On Tue, Nov 8, 2011 at 15:27, Ramon Diaz-Uriarte
<rdiaz02@gmail.com> wrote:
But now, when I read that 0.9 is obsolete (my current version, running
Debian, is 0.9.2-2) and that I should grab the one in darcs, etc, etc, and
possibly start fiddling around... well, I really don't feel tempted at all
to try that right now (and I will, at least for now, feel solace in the
"if it ain't broken, don't fix it").
I've followed the discussion for quite a while now, and realized that my "stock" xmonad (as delivered from ubuntu) has been outdated for years. I've felt the same way (i.e. "if it ain't broke, don't try to fix it") because it's just worked. I'm "just" a sysadm, and not a programmer, so I feel (as others have pointed out in this thread) more than a little intimidated by haskell.
Today however, with the fantastically simple explanation from Wirt Wolff earlier in this thread on how to build it with cabal from darcs, I decided to give it a go.
It really was as simple as Wirt describes.

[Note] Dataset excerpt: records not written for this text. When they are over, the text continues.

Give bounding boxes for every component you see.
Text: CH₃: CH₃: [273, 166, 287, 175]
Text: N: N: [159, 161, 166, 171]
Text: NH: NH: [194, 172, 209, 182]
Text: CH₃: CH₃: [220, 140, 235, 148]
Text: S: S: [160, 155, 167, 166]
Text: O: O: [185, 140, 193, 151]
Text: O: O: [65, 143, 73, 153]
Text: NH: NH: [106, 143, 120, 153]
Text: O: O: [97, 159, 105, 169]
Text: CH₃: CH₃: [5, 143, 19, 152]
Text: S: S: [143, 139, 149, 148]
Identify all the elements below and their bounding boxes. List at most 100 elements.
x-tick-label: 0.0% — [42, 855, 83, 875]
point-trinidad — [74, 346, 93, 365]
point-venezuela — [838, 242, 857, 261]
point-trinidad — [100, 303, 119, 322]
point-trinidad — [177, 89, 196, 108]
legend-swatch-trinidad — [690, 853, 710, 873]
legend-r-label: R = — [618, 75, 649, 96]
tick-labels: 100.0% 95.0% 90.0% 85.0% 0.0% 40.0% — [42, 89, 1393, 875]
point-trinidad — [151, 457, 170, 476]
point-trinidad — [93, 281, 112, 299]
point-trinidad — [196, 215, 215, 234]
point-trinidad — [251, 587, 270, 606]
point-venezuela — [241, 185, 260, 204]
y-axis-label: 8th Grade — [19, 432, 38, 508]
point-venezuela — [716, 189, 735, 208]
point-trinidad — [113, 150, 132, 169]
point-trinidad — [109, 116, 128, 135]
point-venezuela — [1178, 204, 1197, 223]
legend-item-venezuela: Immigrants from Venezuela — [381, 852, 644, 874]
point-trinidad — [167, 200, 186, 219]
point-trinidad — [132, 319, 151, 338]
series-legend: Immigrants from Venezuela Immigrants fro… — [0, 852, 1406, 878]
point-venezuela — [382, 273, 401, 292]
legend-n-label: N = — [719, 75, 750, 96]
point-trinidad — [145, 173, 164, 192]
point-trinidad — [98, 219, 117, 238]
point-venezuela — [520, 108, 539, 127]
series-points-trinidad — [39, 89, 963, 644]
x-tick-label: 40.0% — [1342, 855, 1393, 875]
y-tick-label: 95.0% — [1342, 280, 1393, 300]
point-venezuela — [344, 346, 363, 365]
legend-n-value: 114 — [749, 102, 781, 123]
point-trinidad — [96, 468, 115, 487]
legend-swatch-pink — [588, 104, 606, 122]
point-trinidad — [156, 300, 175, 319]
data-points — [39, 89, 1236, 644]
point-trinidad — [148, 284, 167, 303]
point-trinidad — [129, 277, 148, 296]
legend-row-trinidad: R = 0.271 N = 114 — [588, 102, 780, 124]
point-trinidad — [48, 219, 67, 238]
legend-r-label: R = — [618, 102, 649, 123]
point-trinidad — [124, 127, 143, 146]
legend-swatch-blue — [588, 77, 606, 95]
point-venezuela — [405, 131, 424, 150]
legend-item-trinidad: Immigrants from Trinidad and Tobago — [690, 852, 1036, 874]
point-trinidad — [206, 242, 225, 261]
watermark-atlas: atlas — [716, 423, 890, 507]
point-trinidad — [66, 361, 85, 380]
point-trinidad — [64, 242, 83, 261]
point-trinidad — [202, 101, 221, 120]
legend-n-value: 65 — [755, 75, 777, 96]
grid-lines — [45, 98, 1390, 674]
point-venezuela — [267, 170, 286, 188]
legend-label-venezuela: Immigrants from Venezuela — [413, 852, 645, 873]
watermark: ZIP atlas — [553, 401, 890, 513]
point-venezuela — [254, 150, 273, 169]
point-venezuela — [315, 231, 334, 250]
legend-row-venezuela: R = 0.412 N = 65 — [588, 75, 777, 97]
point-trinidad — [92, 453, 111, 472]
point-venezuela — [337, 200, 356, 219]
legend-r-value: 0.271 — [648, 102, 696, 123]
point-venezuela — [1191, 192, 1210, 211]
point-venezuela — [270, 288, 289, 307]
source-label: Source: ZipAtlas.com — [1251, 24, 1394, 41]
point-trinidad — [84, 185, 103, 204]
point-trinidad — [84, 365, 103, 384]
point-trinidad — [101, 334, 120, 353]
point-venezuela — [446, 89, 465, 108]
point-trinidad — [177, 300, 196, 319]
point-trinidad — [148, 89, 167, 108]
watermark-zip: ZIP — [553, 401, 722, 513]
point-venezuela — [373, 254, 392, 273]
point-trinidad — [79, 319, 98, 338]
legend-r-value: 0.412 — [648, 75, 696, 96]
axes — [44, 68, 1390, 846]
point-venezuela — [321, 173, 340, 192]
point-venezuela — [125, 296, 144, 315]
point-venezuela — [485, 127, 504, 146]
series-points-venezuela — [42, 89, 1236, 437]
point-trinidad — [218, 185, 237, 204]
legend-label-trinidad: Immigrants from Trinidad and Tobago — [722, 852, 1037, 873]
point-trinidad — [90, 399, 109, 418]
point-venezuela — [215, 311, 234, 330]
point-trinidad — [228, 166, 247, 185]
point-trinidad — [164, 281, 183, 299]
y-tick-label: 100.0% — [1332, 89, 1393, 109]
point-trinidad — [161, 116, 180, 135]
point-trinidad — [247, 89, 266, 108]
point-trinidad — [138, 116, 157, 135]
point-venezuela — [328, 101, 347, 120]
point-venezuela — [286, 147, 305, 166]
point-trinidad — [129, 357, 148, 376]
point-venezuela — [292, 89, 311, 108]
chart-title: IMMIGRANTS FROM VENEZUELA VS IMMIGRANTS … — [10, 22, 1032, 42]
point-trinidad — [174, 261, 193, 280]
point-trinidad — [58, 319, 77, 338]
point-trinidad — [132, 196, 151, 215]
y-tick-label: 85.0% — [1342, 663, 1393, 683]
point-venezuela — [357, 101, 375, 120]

With a minimum of modification to my setup (mv /usr/bin/xmonad /usr/bin/.xmonad;ln -s /home/jonas/.cabal/bin/xmonad /usr/bin/xmonad), I'm now running the "latest and greatest" from darcs - integrated with
gnome3 and with xmonad-log-applet integrated in gnome3-panel.
It was a lot easier than I had expected.
Give it a go, it's easy to revert (just undo the rename and link) in case there's problems.